Statistical Thinking: Learn It 3—Reliability and Validity

Reliability and Validity

Reliability and validity are two important considerations that must be made with any type of data collection.

reliability

Reliability refers to the ability to consistently produce a given result. In the context of psychological research, this would mean that any instruments or tools used to collect data do so in consistent, reproducible ways. There are a number of different types of reliability. Some of these include:

inter-rater reliability: the degree to which two or more different observers agree on what has been observed
internal consistency: the degree to which different items on a survey that measure the same thing correlate with one another
test-retest reliability: the degree to which the outcomes of a particular measure remain consistent over multiple administrations

Unfortunately, being consistent in measurement does not necessarily mean that you have measured something correctly. To illustrate this concept, consider a kitchen scale that would be used to measure the weight of cereal that you eat in the morning. If the scale is not properly calibrated, it may consistently under- or overestimate the amount of cereal that’s being measured. While the scale is highly reliable in producing consistent results (e.g., the same amount of cereal poured onto the scale produces the same reading each time), those results are incorrect. This is where validity comes into play.

validity

Validity refers to the extent to which a given instrument or tool accurately measures what it’s supposed to measure, and once again, there are a number of ways in which validity can be expressed.
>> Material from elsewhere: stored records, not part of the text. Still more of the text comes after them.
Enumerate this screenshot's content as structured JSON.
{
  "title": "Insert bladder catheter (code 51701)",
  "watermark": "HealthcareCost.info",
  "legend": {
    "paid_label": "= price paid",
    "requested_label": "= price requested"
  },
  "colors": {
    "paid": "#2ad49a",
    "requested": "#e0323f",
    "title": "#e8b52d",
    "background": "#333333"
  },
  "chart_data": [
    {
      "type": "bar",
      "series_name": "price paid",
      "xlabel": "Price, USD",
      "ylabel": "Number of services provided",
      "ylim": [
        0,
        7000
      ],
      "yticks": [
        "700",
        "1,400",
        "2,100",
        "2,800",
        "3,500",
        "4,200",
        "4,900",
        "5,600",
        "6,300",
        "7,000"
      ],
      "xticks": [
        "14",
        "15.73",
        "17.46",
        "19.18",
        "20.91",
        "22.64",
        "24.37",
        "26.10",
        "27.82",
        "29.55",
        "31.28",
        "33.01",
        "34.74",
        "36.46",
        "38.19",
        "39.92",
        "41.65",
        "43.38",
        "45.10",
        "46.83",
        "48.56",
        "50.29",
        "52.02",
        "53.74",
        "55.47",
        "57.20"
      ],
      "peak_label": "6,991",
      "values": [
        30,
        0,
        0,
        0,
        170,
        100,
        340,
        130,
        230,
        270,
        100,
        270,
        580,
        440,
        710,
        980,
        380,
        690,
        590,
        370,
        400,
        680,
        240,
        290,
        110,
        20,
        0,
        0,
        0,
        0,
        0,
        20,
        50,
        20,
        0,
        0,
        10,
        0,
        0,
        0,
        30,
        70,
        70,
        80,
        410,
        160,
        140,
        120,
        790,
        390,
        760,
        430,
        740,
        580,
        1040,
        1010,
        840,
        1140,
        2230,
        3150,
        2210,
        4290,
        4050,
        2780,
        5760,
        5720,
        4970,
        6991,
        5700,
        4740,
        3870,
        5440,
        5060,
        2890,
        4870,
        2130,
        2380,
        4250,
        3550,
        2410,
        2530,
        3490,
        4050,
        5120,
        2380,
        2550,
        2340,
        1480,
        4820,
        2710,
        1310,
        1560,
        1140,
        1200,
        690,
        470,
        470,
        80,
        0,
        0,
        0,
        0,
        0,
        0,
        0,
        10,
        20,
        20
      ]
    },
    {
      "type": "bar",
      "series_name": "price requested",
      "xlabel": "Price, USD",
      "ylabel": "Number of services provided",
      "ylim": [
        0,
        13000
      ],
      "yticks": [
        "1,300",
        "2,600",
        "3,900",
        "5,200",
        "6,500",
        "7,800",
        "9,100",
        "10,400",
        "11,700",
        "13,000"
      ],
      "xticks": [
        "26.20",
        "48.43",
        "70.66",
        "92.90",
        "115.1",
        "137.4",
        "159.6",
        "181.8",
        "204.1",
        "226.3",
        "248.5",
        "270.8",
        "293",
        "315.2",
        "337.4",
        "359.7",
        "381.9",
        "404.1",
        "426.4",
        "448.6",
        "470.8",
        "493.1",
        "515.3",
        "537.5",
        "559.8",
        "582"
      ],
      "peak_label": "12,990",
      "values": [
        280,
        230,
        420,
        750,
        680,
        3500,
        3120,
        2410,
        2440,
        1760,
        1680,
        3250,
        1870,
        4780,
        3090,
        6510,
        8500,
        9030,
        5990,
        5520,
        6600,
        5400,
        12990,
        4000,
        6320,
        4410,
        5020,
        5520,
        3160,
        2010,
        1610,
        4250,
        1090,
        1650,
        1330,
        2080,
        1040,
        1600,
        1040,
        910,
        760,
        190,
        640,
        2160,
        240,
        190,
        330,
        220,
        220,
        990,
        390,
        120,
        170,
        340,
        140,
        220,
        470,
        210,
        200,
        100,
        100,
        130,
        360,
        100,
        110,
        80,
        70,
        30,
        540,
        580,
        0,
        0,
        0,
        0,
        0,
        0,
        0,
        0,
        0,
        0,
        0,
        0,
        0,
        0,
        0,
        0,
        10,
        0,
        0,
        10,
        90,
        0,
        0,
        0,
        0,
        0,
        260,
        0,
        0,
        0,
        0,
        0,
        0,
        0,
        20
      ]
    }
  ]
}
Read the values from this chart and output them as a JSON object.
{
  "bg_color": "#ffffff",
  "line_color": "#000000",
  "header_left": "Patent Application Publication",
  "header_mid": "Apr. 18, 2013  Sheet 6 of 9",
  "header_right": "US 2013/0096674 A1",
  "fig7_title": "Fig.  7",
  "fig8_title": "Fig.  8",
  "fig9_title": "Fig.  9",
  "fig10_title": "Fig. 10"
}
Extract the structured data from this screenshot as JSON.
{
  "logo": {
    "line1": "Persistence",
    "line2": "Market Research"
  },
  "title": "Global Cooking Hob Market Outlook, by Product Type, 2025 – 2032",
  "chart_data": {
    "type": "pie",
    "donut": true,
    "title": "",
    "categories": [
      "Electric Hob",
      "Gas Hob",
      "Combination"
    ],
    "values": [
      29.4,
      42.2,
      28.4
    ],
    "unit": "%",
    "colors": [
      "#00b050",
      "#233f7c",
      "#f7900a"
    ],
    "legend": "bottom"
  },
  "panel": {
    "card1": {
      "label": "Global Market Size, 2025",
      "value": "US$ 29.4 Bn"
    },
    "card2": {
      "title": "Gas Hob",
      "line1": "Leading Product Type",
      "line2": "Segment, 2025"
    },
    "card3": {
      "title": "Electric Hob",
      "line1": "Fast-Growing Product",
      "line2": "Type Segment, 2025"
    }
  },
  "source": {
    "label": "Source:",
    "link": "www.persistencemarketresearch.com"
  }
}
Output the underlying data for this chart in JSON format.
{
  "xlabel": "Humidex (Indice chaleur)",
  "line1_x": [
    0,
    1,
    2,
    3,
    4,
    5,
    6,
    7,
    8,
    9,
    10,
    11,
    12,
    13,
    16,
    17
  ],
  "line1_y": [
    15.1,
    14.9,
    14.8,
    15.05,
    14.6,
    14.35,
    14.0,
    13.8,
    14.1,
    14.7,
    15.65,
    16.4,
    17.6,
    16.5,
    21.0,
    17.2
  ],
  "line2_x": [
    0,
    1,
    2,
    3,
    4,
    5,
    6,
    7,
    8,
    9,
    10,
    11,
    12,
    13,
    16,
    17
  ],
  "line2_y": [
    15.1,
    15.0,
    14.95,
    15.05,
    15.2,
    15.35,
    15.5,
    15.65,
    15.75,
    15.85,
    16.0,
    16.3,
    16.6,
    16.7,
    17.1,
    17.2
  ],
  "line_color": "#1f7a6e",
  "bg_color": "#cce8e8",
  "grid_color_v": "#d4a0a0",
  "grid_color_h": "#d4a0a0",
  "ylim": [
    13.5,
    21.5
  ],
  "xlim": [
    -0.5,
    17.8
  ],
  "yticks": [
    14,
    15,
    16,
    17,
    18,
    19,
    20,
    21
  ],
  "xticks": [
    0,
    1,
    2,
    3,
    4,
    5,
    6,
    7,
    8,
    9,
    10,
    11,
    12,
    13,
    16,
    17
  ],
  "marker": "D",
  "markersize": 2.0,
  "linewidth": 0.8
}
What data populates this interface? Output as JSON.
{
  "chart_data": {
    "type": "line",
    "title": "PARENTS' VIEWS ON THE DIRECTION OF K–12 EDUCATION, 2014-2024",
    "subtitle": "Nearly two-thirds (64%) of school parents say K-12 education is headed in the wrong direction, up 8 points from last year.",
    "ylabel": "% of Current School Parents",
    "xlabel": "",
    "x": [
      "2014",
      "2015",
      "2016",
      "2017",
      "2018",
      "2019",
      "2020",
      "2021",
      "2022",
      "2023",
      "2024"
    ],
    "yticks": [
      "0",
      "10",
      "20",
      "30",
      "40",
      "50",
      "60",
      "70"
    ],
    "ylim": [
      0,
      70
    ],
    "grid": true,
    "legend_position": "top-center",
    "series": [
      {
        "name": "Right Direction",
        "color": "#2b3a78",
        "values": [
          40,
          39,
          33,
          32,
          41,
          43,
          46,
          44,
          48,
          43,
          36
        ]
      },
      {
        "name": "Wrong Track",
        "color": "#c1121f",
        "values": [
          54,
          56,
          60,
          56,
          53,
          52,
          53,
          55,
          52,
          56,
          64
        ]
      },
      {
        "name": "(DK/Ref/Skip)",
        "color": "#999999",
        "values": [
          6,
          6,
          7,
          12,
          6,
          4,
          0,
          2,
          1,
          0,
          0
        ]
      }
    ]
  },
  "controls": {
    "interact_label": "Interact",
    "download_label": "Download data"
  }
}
A few types of validity that researchers consider are below (though there are lots more!):

criterion validity: the degree to which the results actually measure the outcome they were designed to measure (results are often compared with other outcomes)
ecological validity: the degree to which research results generalize to real-world applications (for example, was the setting of the experiment close enough to the real-world setting?)

While any valid measure is by necessity reliable, the reverse is not necessarily true. Researchers strive to use instruments that are both highly reliable and valid.